La France a mieux résisté que ses voisins à la crise économique mondiale actuelle. Parce qu’elle est moins exposée au commerce international, car les stabilisateurs automatiques y sont plus forts, les agents privés moins endettés, les effets de richesse réelle moins négatifs.

 

La crise économique des années 2007-2010 a deux versants : un versant conjoncturel et un versant structurel. La crise conjoncturelle a d’abord pris le visage d’une crise bancaire et financière (faillites, krach boursier, credit crunch) puis celui d’une récession économique (recul du PIB en 2009) et enfin celui d’un possible défaut des dettes souveraines. La position de la France dans la hiérarchie des nations affectées est assez favorable. D’abord, la récession économique y a été moins violente qu’ailleurs. Les dernières statistiques de l’Insee disponibles font état d’un recul de – 2,2% du PIB pour l’année 2009, quand nos partenaires connaissaient des récessions beaucoup plus profondes (Allemagne, Royaume-Uni). L’explication réside ici dans le jeu naturel des stabilisateurs automatiques. Les stabilisateurs automatiques sont les mécanismes réglementaires qui permettent de lisser le cycle d’activité. Par exemple, l’allocation chômage fait partie de ces stabilisateurs automatiques. Quand la crise s’installe et que le chômage augmente, les allocations chômage sont – automatiquement – distribuées en plus grande quantité, ce qui permet de soutenir la demande effective dans une logique keynésienne. Du côté de l’action discrétionnaire, le policy mix mené par le gouvernement Fillon était clairement adapté. D’une part, les garanties apportées au secteur bancaire via la création de la SFEF ont été efficaces. En Octobre 2008 a été créée la SFEF (Société de Financement de l’Economie Française), détenue à 34% par l’Etat et à 66% par 7 grandes banques françaises. La SFEF octroie des prêts à moyen et long terme aux établissements bancaires en échange d’un engagement moral de ces banques à soutenir le crédit aux ménages et aux entreprises. La SFEF se finance sur les marchés financiers en émettant des obligations garanties par l’Etat (donc notées AAA) puis elle prête aux banques.  Les banques paient une prime à la SFEF qui est reversée à l’Etat. La SFEF a cessé ses activités le 8 Octobre 2009, compte tenu de l’amélioration des marchés financiers et interbancaires. Au final, sur une enveloppe maximale de 265 milliards d’euros, 80 milliards ont été levés sur les marchés financiers, dont 75 reprêtés aux banques. La SFEF est mise en sommeil jusqu’à la prochaine crise.

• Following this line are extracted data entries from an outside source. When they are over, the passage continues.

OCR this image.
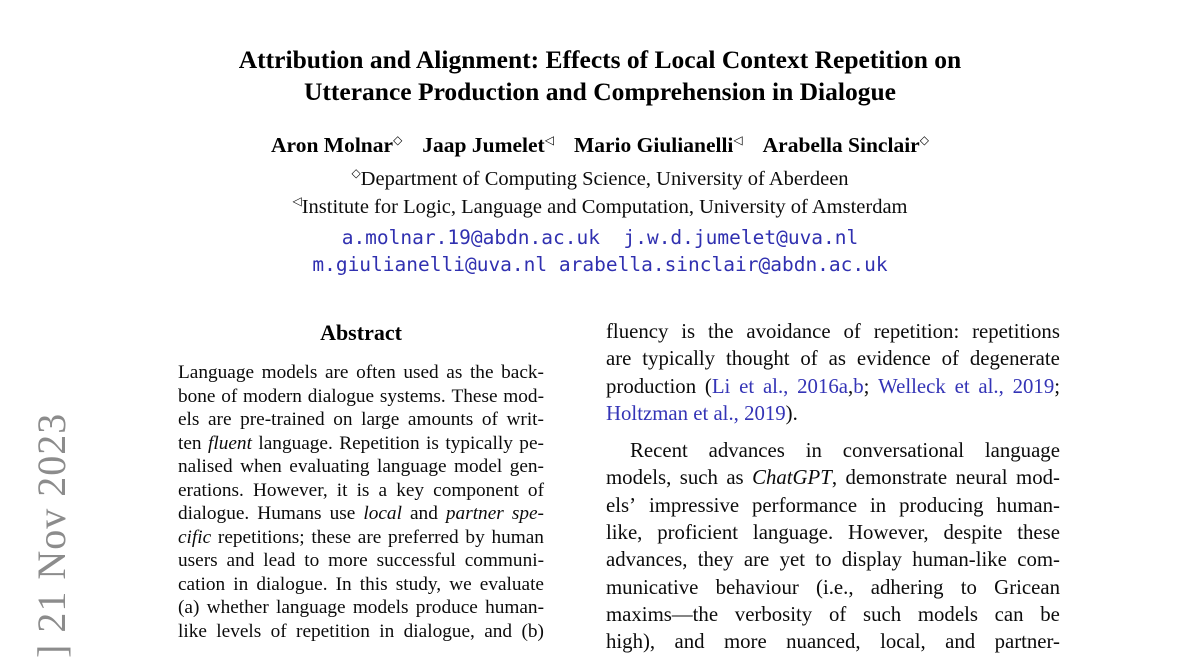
] 21 Nov 2023
Attribution and Alignment: Effects of Local Context Repetition on
Utterance Production and Comprehension in Dialogue
Aron Molnar◇ Jaap Jumelet◁ Mario Giulianelli◁ Arabella Sinclair◇
◇Department of Computing Science, University of Aberdeen
◁Institute for Logic, Language and Computation, University of Amsterdam
a.molnar.19@abdn.ac.uk j.w.d.jumelet@uva.nl
m.giulianelli@uva.nl arabella.sinclair@abdn.ac.uk
Abstract
Language models are often used as the back-
bone of modern dialogue systems. These mod-
els are pre-trained on large amounts of writ-
ten fluent language. Repetition is typically pe-
nalised when evaluating language model gen-
erations. However, it is a key component of
dialogue. Humans use local and partner spe-
cific repetitions; these are preferred by human
users and lead to more successful communi-
cation in dialogue. In this study, we evaluate
(a) whether language models produce human-
like levels of repetition in dialogue, and (b)
fluency is the avoidance of repetition: repetitions
are typically thought of as evidence of degenerate
production (Li et al., 2016a,b; Welleck et al., 2019;
Holtzman et al., 2019).
Recent advances in conversational language
models, such as ChatGPT, demonstrate neural mod-
els’ impressive performance in producing human-
like, proficient language. However, despite these
advances, they are yet to display human-like com-
municative behaviour (i.e., adhering to Gricean
maxims—the verbosity of such models can be
high), and more nuanced, local, and partner-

D’autre part, du côté de IS (et donc sur le marché des biens et services), l’action gouvernementale s’est focalisée sur le soutien à l’investissement des entreprises, plus que sur la défense de la consommation. C’est justifié du point de vue de l’efficacité : l’investissement, s’il pèse trois fois moins que la consommation dans le PIB, est trois fois plus volatil.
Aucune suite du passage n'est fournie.